The amplified DNA segments with a length of 210 bp then were incubated with Fast Digest Mval restriction enzyme (Thermo Fisher Scientific, USA) at 37 °C for 15 min. Products of restriction enzyme digestion were separated by gel electrophoresis on Redsafe-stained 2.5% agarose gel at 100 V. The distribution of restriction fragments on the agarose gel was observed by UV illumination, and these results can be used to distinguish different genotypes at the ADRB3-rs4994 locus. The band patterns of CC, TC, and TT genotypes were (158 bp + 31 bp + 15 bp + 6 bp), (158 bp + 31 bp + 15 bp + 6 bp), (97 bp + 61 bp + 31 bp + 15 bp + 6 bp), respectively, but DNA fragments with the length of 31 bp, 15 bp, and 6 bp could not be observed on the agarose gel due to their small sizes that made them move out of the gel plate.

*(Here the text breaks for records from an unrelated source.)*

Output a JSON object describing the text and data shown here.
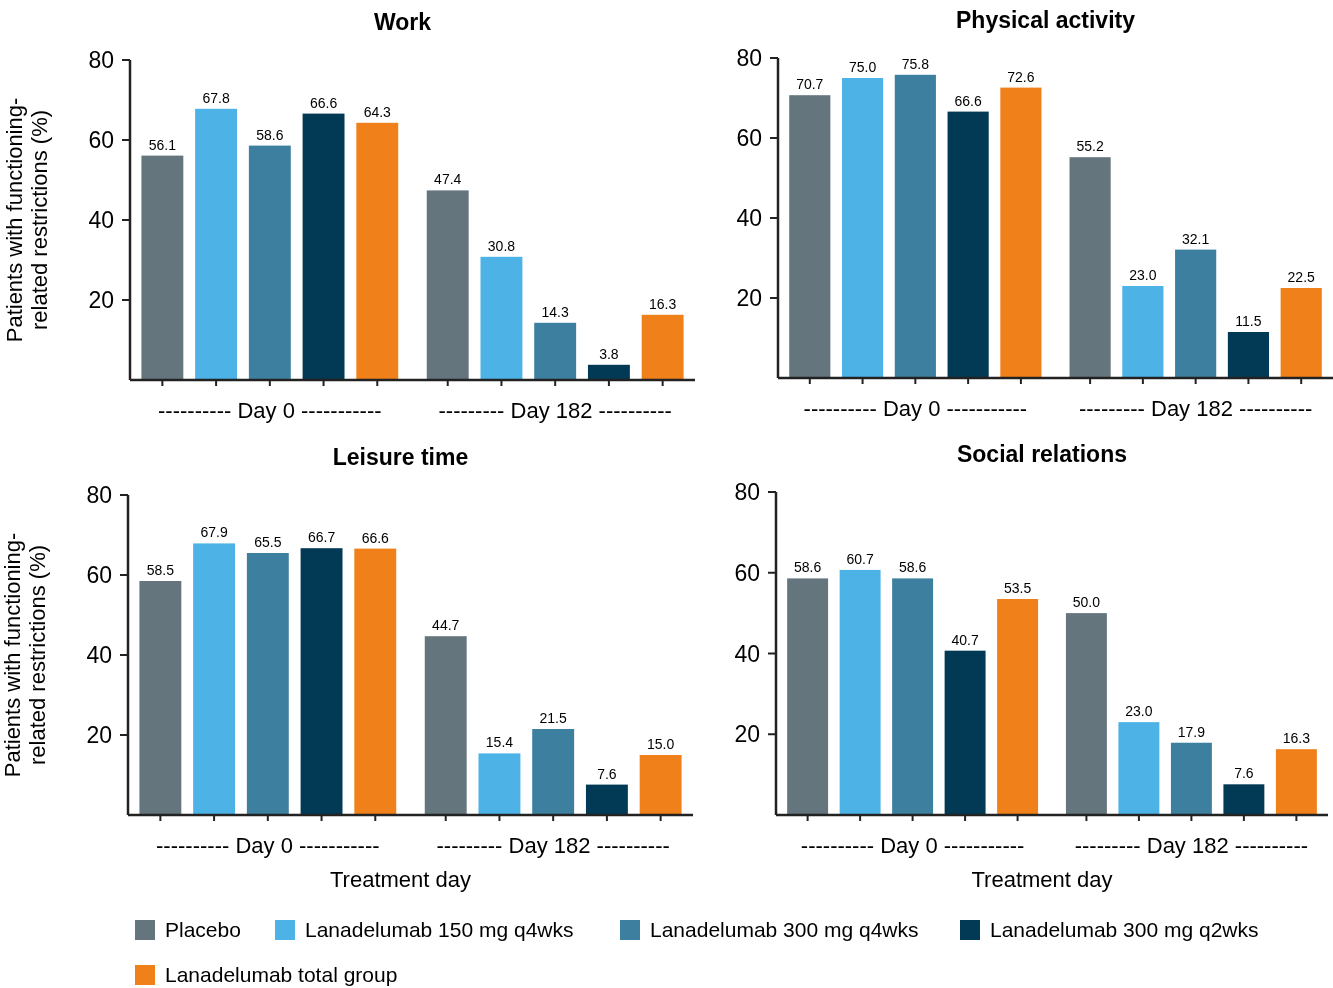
{
  "chart_data": [
    {
      "type": "bar",
      "title": "Work",
      "ylabel": "Patients with functioning-related restrictions (%)",
      "categories": [
        "---------- Day 0 -----------",
        "--------- Day 182 ----------"
      ],
      "ylim": [
        0,
        80
      ],
      "yticks": [
        20,
        40,
        60,
        80
      ],
      "legend": "bottom",
      "series": [
        {
          "name": "Placebo",
          "color": "#65757e",
          "values": [
            56.1,
            47.4
          ],
          "value_labels": [
            "56.1",
            "47.4"
          ]
        },
        {
          "name": "Lanadelumab 150 mg q4wks",
          "color": "#4db3e6",
          "values": [
            67.8,
            30.8
          ],
          "value_labels": [
            "67.8",
            "30.8"
          ]
        },
        {
          "name": "Lanadelumab 300 mg q4wks",
          "color": "#3d7f9f",
          "values": [
            58.6,
            14.3
          ],
          "value_labels": [
            "58.6",
            "14.3"
          ]
        },
        {
          "name": "Lanadelumab 300 mg q2wks",
          "color": "#023a55",
          "values": [
            66.6,
            3.8
          ],
          "value_labels": [
            "66.6",
            "3.8"
          ]
        },
        {
          "name": "Lanadelumab total group",
          "color": "#f08019",
          "values": [
            64.3,
            16.3
          ],
          "value_labels": [
            "64.3",
            "16.3"
          ]
        }
      ]
    },
    {
      "type": "bar",
      "title": "Physical activity",
      "categories": [
        "---------- Day 0 -----------",
        "--------- Day 182 ----------"
      ],
      "ylim": [
        0,
        80
      ],
      "yticks": [
        20,
        40,
        60,
        80
      ],
      "legend": "bottom",
      "series": [
        {
          "name": "Placebo",
          "color": "#65757e",
          "values": [
            70.7,
            55.2
          ],
          "value_labels": [
            "70.7",
            "55.2"
          ]
        },
        {
          "name": "Lanadelumab 150 mg q4wks",
          "color": "#4db3e6",
          "values": [
            75.0,
            23.0
          ],
          "value_labels": [
            "75.0",
            "23.0"
          ]
        },
        {
          "name": "Lanadelumab 300 mg q4wks",
          "color": "#3d7f9f",
          "values": [
            75.8,
            32.1
          ],
          "value_labels": [
            "75.8",
            "32.1"
          ]
        },
        {
          "name": "Lanadelumab 300 mg q2wks",
          "color": "#023a55",
          "values": [
            66.6,
            11.5
          ],
          "value_labels": [
            "66.6",
            "11.5"
          ]
        },
        {
          "name": "Lanadelumab total group",
          "color": "#f08019",
          "values": [
            72.6,
            22.5
          ],
          "value_labels": [
            "72.6",
            "22.5"
          ]
        }
      ]
    },
    {
      "type": "bar",
      "title": "Leisure time",
      "xlabel": "Treatment day",
      "ylabel": "Patients with functioning-related restrictions (%)",
      "categories": [
        "---------- Day 0 -----------",
        "--------- Day 182 ----------"
      ],
      "ylim": [
        0,
        80
      ],
      "yticks": [
        20,
        40,
        60,
        80
      ],
      "legend": "bottom",
      "series": [
        {
          "name": "Placebo",
          "color": "#65757e",
          "values": [
            58.5,
            44.7
          ],
          "value_labels": [
            "58.5",
            "44.7"
          ]
        },
        {
          "name": "Lanadelumab 150 mg q4wks",
          "color": "#4db3e6",
          "values": [
            67.9,
            15.4
          ],
          "value_labels": [
            "67.9",
            "15.4"
          ]
        },
        {
          "name": "Lanadelumab 300 mg q4wks",
          "color": "#3d7f9f",
          "values": [
            65.5,
            21.5
          ],
          "value_labels": [
            "65.5",
            "21.5"
          ]
        },
        {
          "name": "Lanadelumab 300 mg q2wks",
          "color": "#023a55",
          "values": [
            66.7,
            7.6
          ],
          "value_labels": [
            "66.7",
            "7.6"
          ]
        },
        {
          "name": "Lanadelumab total group",
          "color": "#f08019",
          "values": [
            66.6,
            15.0
          ],
          "value_labels": [
            "66.6",
            "15.0"
          ]
        }
      ]
    },
    {
      "type": "bar",
      "title": "Social relations",
      "xlabel": "Treatment day",
      "categories": [
        "---------- Day 0 -----------",
        "--------- Day 182 ----------"
      ],
      "ylim": [
        0,
        80
      ],
      "yticks": [
        20,
        40,
        60,
        80
      ],
      "legend": "bottom",
      "series": [
        {
          "name": "Placebo",
          "color": "#65757e",
          "values": [
            58.6,
            50.0
          ],
          "value_labels": [
            "58.6",
            "50.0"
          ]
        },
        {
          "name": "Lanadelumab 150 mg q4wks",
          "color": "#4db3e6",
          "values": [
            60.7,
            23.0
          ],
          "value_labels": [
            "60.7",
            "23.0"
          ]
        },
        {
          "name": "Lanadelumab 300 mg q4wks",
          "color": "#3d7f9f",
          "values": [
            58.6,
            17.9
          ],
          "value_labels": [
            "58.6",
            "17.9"
          ]
        },
        {
          "name": "Lanadelumab 300 mg q2wks",
          "color": "#023a55",
          "values": [
            40.7,
            7.6
          ],
          "value_labels": [
            "40.7",
            "7.6"
          ]
        },
        {
          "name": "Lanadelumab total group",
          "color": "#f08019",
          "values": [
            53.5,
            16.3
          ],
          "value_labels": [
            "53.5",
            "16.3"
          ]
        }
      ]
    }
  ]
}
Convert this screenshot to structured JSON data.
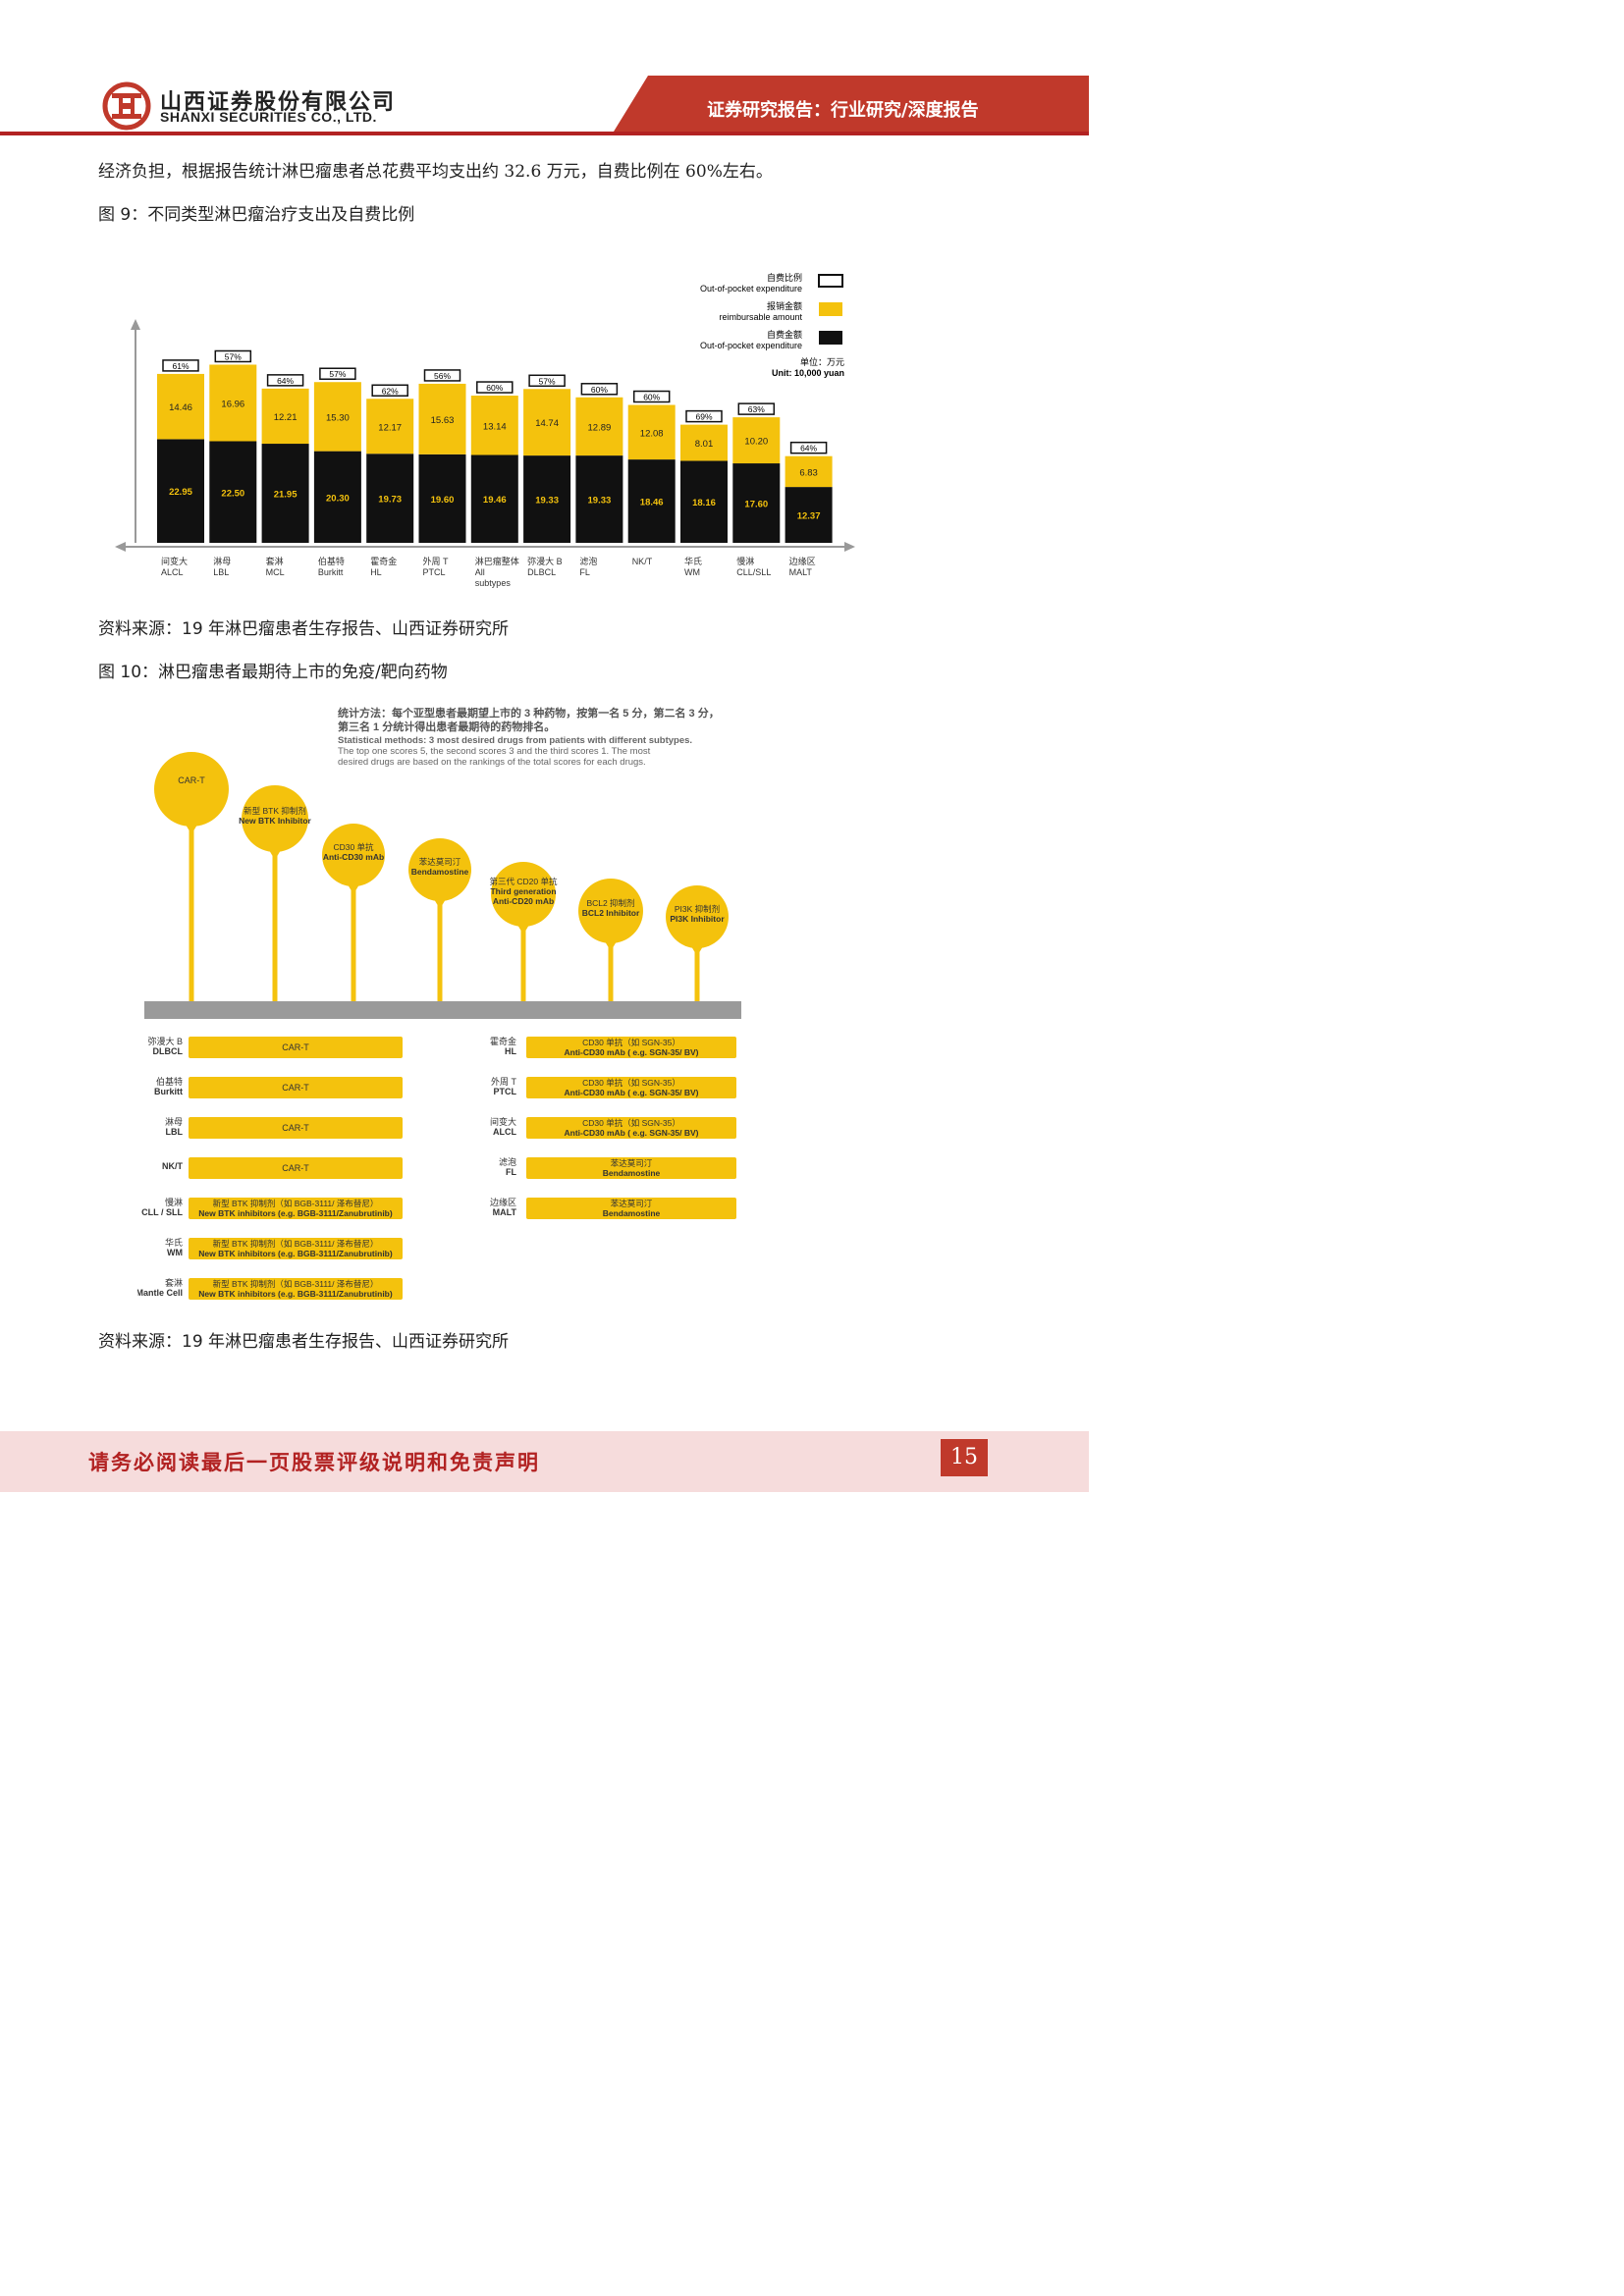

The genotyping results from PCR–RFLP method were checked for accuracy by comparing them with genotyping results from dideoxy chain termination sequencing. 10% of the samples were randomly selected to identify their genotypes using the BigDye® Terminator v3.1 cycle sequencing chemistry kit (Axil Scientific Pte Ltd, Singapore). The results from the two methods above were identical, these indicated that the designed method can precisely identify genotypes of the rs4994 variant.

Statistical analysis

The obtained data were statistically analyzed using SPSS 23.0 software. Measurements of study subjects were represented as percentages (%) for the qualitative variables. For quantitative variables, the characteristics were shown in the form of mean ± standard deviation if they were in the normal distribution, or were expressed in median and 25th − 75th percentiles in case of other types of distribution. Significant differences between data groups were identified by either χ2 tests, the Kruskall-Wallis test, Student t-test, Fisher Exact test, Man-Whitney-U-test, or ANOVA in each specific comparison. Hardy-Weinberg equilibrium of the studied population was checked by Fisher’s exact test. The inheritance mechanism of alleles at the ADRB3 rs4994 locus was tested in five genetic models including dominant, recessive, co-dominant, additive and over-dominant models. SNPstats software was used to choose the most suitable genetic model following Akaike’s Information Criterion (AIC). Binary logistic regression analysis was used to examine the association between the rs4994 variant and obesity in preschool children, and the results were given as odds ratios (OR) with 95% Confidence intervals (CI). For the statistical analysis, 8 scales of CEBQ (FR, EF, DD, SR, SE, FF, EUE, EOE), age, sex, and living area were adjusted. Differences were considered as statistical significance if the P < 0.05.